Há também muitos destaques positivos, caso da indústria de transformação, que cresceu 23,7%, e do comércio, que cresceu 15,9%.
Os serviços, que cresceram 6,3%, vieram um pouco pior, mas era também de se esperar, porque são os que mais sofrem com o isolamento social. A expectativa é que já estejam mais fortes no quarto trimestre.
José Francisco de Lima Gonçalves, economista-chefe do Banco Fator
O resultado veio um pouquinho baixo, mas nada que mude as avaliações gerais. O país voltou a relaxar bastante o distanciamento social ao longo desse trimestre, o que termina fazendo o efeito inverso de quando o distanciamento começou, ao longo do 2º trimestre principalmente.
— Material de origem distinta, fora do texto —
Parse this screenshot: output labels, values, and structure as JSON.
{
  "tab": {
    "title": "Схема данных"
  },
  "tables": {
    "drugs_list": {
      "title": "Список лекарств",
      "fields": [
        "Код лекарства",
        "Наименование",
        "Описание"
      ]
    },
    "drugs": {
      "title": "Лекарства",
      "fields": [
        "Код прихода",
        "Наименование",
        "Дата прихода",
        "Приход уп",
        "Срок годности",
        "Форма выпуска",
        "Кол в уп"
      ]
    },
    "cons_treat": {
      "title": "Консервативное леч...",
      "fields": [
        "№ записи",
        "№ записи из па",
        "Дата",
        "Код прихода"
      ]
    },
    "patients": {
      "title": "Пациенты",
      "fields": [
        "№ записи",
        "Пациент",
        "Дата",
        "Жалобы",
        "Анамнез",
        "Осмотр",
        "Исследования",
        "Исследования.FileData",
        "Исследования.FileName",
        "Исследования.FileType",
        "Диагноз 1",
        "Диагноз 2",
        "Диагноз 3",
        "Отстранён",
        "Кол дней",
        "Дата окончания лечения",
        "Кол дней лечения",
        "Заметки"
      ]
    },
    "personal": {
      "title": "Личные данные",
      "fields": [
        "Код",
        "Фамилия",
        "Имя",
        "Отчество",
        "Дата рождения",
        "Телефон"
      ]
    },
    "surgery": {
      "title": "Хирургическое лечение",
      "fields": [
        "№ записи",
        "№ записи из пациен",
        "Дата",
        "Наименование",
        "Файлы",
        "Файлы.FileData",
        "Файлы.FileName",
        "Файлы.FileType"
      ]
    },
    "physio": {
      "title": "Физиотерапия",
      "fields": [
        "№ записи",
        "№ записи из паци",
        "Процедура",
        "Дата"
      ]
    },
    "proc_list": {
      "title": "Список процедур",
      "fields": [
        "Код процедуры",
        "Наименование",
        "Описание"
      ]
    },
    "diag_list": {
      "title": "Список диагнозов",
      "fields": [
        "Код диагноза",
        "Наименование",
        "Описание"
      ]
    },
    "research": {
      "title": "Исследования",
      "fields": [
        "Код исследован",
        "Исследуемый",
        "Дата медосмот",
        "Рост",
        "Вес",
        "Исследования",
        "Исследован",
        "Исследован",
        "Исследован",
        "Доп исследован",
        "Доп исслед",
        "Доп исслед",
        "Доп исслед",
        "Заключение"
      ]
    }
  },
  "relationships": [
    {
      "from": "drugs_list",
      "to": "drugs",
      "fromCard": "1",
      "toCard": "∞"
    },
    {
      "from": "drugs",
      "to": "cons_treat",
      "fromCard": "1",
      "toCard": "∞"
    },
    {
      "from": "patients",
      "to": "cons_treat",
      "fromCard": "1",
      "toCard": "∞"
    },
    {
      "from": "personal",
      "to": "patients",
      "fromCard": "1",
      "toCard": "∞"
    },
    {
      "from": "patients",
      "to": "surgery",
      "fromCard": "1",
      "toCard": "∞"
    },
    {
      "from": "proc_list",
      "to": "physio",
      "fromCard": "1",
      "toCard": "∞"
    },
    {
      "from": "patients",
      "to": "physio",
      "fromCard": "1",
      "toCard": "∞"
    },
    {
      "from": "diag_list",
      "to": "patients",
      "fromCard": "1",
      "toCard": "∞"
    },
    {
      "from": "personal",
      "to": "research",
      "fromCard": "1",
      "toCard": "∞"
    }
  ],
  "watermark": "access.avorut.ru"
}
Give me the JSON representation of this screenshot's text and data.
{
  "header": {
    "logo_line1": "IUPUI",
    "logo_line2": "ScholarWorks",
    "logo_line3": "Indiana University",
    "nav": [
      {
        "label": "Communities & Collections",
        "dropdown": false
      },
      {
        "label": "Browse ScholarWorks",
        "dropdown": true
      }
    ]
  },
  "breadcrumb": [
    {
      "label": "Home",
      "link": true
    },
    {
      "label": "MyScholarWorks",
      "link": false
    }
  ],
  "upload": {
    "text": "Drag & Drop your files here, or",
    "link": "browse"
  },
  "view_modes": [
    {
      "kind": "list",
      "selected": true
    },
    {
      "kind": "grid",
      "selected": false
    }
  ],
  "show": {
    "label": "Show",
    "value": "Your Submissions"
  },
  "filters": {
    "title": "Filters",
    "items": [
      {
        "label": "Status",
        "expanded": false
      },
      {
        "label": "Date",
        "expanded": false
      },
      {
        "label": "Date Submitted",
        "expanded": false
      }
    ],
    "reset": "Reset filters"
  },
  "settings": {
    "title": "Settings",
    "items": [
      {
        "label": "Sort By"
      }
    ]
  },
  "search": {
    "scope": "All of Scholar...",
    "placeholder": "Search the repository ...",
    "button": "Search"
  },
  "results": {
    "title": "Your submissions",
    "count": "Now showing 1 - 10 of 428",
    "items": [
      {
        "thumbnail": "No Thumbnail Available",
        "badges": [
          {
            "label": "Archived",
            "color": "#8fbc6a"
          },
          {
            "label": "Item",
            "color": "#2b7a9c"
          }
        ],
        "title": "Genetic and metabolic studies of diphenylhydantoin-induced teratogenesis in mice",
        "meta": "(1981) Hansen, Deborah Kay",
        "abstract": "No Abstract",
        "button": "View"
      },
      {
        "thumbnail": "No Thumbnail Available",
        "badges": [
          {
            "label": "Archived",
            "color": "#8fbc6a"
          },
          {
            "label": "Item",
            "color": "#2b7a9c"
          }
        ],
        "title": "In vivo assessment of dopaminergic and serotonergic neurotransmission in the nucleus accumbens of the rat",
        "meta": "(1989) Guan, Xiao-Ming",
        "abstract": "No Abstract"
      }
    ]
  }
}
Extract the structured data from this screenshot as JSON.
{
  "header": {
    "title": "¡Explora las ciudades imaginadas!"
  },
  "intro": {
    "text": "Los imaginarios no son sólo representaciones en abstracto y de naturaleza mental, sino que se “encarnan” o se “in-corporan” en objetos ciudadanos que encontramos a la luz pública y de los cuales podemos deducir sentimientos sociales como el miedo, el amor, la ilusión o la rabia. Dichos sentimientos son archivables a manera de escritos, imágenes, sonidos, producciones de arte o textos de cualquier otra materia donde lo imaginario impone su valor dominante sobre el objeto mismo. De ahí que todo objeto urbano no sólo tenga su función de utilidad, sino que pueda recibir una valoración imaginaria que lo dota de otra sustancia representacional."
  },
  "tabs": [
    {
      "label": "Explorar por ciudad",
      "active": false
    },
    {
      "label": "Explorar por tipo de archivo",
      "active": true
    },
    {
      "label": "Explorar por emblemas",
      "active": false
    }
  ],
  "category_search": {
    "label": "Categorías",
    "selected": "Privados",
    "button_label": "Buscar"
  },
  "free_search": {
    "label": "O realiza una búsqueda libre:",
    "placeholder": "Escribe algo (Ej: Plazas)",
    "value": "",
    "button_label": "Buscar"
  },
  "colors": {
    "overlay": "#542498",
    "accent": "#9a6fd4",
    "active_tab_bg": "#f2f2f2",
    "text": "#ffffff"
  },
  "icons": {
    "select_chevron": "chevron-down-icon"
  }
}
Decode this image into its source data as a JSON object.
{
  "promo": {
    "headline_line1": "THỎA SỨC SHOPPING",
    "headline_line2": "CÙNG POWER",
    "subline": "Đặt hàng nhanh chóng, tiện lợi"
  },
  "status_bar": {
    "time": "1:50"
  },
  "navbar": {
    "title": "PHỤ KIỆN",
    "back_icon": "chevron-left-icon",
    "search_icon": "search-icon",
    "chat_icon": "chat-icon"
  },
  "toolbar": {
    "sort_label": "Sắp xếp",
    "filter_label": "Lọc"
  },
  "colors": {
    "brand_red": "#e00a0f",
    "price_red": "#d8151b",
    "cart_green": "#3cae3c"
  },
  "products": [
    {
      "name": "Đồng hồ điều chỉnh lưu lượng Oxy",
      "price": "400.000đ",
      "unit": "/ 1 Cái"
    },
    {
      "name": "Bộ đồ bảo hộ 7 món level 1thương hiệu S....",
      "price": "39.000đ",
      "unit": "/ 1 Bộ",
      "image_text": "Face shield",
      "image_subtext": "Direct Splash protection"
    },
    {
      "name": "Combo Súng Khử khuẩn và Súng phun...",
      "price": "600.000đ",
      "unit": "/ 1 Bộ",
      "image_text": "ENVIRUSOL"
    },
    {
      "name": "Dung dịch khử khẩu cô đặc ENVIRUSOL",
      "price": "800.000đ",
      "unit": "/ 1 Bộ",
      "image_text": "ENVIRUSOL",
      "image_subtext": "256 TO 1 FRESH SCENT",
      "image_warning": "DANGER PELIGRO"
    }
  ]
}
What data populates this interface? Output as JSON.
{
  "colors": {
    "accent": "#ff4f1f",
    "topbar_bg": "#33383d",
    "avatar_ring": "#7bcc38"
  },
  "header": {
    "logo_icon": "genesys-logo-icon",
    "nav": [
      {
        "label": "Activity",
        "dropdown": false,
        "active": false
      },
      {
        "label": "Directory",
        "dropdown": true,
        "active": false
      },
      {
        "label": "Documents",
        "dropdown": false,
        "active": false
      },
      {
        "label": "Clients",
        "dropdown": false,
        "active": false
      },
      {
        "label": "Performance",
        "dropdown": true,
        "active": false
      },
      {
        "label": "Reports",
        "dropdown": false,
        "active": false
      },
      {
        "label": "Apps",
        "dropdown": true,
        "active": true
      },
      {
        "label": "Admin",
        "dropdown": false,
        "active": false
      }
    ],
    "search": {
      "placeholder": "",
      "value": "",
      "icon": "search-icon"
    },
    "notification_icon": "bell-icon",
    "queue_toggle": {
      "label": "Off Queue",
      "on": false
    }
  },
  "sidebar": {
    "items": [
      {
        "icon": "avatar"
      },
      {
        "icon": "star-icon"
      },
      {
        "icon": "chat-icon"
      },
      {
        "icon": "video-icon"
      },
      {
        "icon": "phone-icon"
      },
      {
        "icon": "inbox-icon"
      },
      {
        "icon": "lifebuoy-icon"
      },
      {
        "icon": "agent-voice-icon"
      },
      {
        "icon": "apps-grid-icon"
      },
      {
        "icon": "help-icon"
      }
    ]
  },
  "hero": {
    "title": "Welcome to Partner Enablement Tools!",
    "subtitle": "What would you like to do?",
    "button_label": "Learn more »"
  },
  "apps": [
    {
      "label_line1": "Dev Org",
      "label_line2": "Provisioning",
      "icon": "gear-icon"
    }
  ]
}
É importante, porém, estar atento ao comportamento da renda das famílias. Se é verdade que as pessoas voltaram a sair de casa, a trabalhar e a consumir, é também verdade que 15 milhões delas perderam seu emprego no segundo trimestre e ainda não estão com uma nova ocupação.
Ou seja, são pessoas que só continuaram consumindo por conta das transferências de renda do auxílio emergencial. Com o fim do auxílio (previsto para dezembro deste ano), se esses 15 milhões não voltarem a ter renda do trabalho, o consumo não vai ter como continuar nesse ritmo.
Por isso a grande questão é daqui para frente. Nossa projeção para o PIB de 2021 é de uma alta de 2,2%, com um primeiro trimestre muito complicado, por conta dessa saída das transferências de renda.